SMART goals and design specification: It is too easy to write a goal that is hard to measure. How can we measure the success of a design without some clear targets? From my Design Technology days, we always develop spec points that we can, at some point in the future use as a measure of success.

Venn diagrams are interesting as we can consider where the ethics have been addressed, but also, where and how they interact!

Principles: This was a vital tool and I used/developed it over the year of observation. I do feel that I’ve only considered the principles in their most obvious (to me) sense but with this particular project it’s enough.
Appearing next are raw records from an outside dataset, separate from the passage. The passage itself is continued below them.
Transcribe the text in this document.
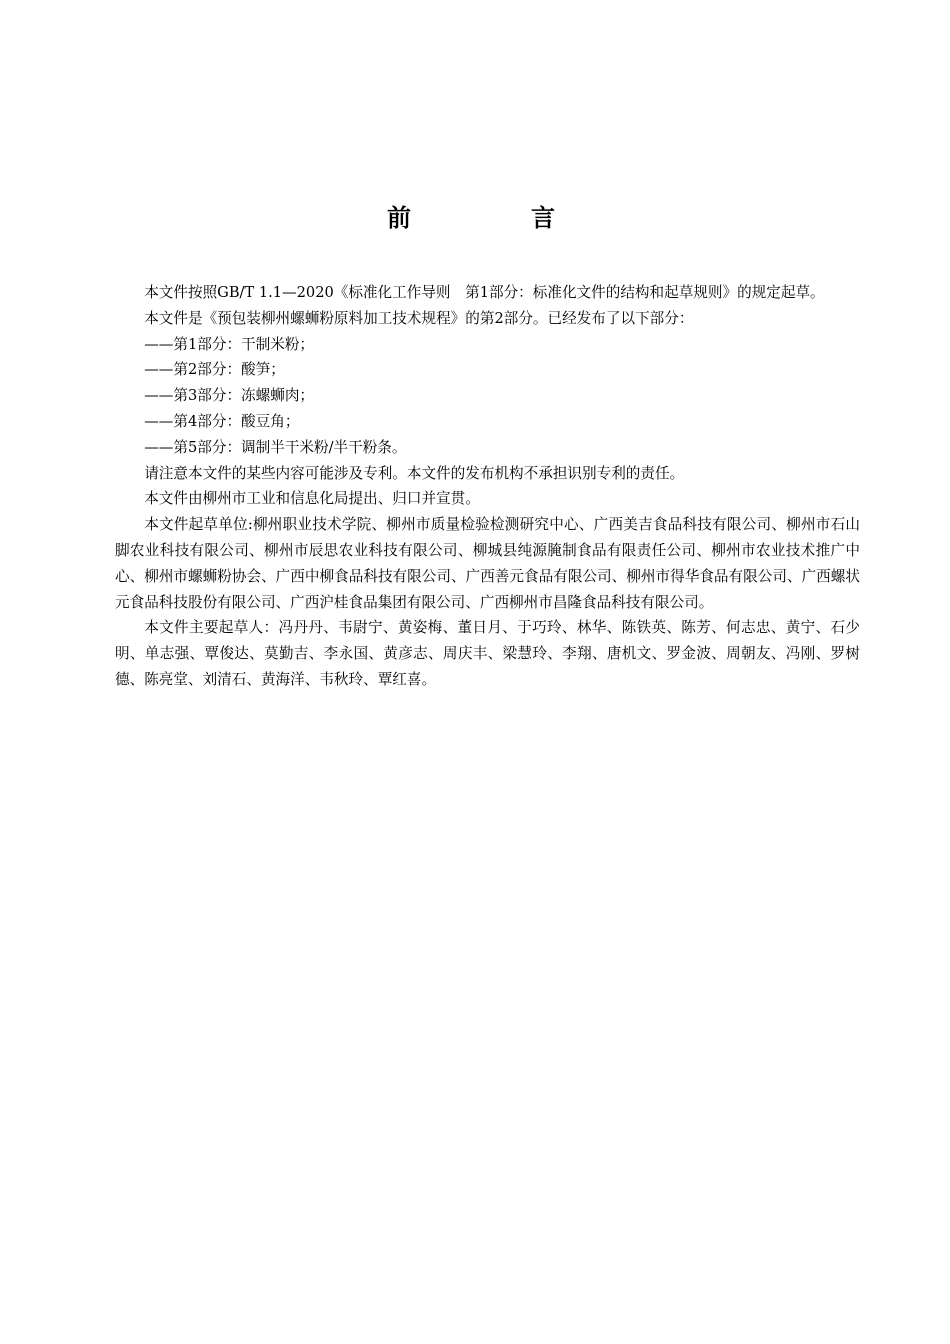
前　言

本文件按照GB/T 1.1—2020《标准化工作导则　第1部分：标准化文件的结构和起草规则》的规定起草。

本文件是《预包装柳州螺蛳粉原料加工技术规程》的第2部分。已经发布了以下部分：

——第1部分：干制米粉；

——第2部分：酸笋；

——第3部分：冻螺蛳肉；

——第4部分：酸豆角；

——第5部分：调制半干米粉/半干粉条。

请注意本文件的某些内容可能涉及专利。本文件的发布机构不承担识别专利的责任。

本文件由柳州市工业和信息化局提出、归口并宣贯。

本文件起草单位:柳州职业技术学院、柳州市质量检验检测研究中心、广西美吉食品科技有限公司、柳州市石山脚农业科技有限公司、柳州市辰思农业科技有限公司、柳城县纯源腌制食品有限责任公司、柳州市农业技术推广中心、柳州市螺蛳粉协会、广西中柳食品科技有限公司、广西善元食品有限公司、柳州市得华食品有限公司、广西螺状元食品科技股份有限公司、广西沪桂食品集团有限公司、广西柳州市昌隆食品科技有限公司。

本文件主要起草人：冯丹丹、韦尉宁、黄姿梅、董日月、于巧玲、林华、陈铁英、陈芳、何志忠、黄宁、石少明、单志强、覃俊达、莫勤吉、李永国、黄彦志、周庆丰、梁慧玲、李翔、唐机文、罗金波、周朝友、冯刚、罗树德、陈亮堂、刘清石、黄海洋、韦秋玲、覃红喜。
I put the wheel together as I wanted to produce something fun, visually interesting, and who doesn’t love to do a bit of colouring in?
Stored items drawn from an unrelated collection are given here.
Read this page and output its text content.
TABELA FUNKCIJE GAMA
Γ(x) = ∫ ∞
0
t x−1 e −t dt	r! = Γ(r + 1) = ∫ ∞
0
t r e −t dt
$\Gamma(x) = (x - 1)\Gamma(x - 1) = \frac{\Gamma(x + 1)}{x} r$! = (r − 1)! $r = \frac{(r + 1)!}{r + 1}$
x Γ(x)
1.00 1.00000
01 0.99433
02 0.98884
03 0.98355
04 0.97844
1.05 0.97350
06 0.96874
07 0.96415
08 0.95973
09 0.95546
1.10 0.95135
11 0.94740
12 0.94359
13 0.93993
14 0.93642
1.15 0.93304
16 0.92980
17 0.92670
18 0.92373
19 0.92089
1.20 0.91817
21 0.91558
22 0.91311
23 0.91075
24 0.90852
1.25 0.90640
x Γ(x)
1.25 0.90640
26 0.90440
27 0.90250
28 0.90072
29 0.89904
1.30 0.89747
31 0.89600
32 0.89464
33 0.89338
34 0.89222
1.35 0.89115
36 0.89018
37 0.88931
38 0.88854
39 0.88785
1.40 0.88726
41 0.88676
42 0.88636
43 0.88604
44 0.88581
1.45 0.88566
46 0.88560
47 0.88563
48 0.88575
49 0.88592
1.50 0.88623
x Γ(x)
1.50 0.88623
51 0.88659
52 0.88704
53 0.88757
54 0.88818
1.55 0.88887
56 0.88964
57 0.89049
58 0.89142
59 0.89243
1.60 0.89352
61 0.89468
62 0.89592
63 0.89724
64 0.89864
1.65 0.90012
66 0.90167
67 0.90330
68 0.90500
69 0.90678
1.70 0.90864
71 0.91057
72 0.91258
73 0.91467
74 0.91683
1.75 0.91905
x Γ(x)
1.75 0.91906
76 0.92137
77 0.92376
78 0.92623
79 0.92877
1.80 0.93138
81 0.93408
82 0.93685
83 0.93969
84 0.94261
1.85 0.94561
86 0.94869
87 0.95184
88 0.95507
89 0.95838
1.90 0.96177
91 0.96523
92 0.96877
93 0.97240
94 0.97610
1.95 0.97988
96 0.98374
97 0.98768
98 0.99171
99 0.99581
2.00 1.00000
Yeomans’ scale of permanence I’d not heard of before but interesting to relate it to Chumbaria. This helped me think about the elements of the village and what can / cannot be changed and why.

SWOT/C and PMI: Useful, quick and easy to apply. Draws some unexpected observations out, such as opportunities for using wells!

Maintenance plan: Essential of course and important to think about the people involved. Water has health and safety implications so this plan is mandatory.

Snipping tool: A handy Windows tool to grab an image from the desktop.

Google Maps/Earth: Not just for navigation, but also handy to use 3D for an idea of topography. Layers tool to view land features is useful, and although it is not used in this design, it can be interesting or valuable to view the land using ‘historical imagery’.

Contour map creator: A great free tool that can be used to add topographical lines onto any region on the planet. The lines can be set to 1m, 2m 5m etc apart.

 

Yesterday, I didn’t wake up thinking that I would redesign and paint my workshop but that’s what I ended up doing. Whilst doing this, I was listening to Geoff Lawtons’s brilliant lecture he gave on understanding the mighty tome that is Bill Mollison’s  Permaculture: A Designer’s Manual. In this lecture, he really digs into how to read, understand and apply the information in this potentially scary book. Key points he brought up were aims, principles, patterns, and I now know I need to have a good read to deepen my understanding.

 

Link to Geoff’s lecture (just over an hour…)

https://www.youtube.com/watch?v=oUIGzy0bqFY&t=2751s

 

 

 

Next Steps

 

Technical skills I had planned: Sadly, the May Cob course in Brighton has been cancelled and Ben Law’s Roundwood Timber Framing course has suffered the same fate.

 

Update 15th November 2020

We arrived in Portugal 16th September and were busy making home and doing some work preparing veg beds until I had an accident on my bike and broke my left leg. This has, on the whole, put me out of action but before this happened, a 6m x 3m polytunnel went up. I also bought 3 IBCs, installed one IBC at the level just below the road on the West side. I connected this via 40mm piping to a garden hose. The IBC was filled from the mains supply tap but now we can water plants in the polytunnel and on the veg patch without trailing the hose across the road. The tank is now wrapped in black plastic to prevent algae growth.

 

Update 27/01/21

I’m back on my feet after the accident and have assistance from a friend. We bought some decent ladders and after a patch of freezing weather, managed to get out and make some progress on this design.

We salvaged some 40mm polypropylene water pipe that was previously used to transport water up from the well to the house in a time before mains water supply.

As water is currently only required on the west side, the east will be ignored for now. In any case, it will just be a mirror of the west. A shallow trench was dug across the road and the pipe buried. We removed the gutter downpipes and end-caps and swapped them and the gutter gradient to the south end of the house. We then refitted the old pipes to connect one IBC at the end of the house and the buried pipe connects the IBC tanks. Inspection of the gutters showed very little debris so after a quick clean a simple filter was fitted to the downpipe.

 

When it rains again, I will need to monitor flow rate, effectiveness of the filter, and check for leaks although most of the system is not subject to much pressure.

 

In theory, the water should flow to the south end of the gutter, down the pipe, via the filter into the first tank. Once the tank is full to the level of the outflow, water should travel under the road down to the second tank. Once this is full, water will just overflow onto the ground but be directed out of harm’s way.

The system lends itself to adaptation and expansion as required.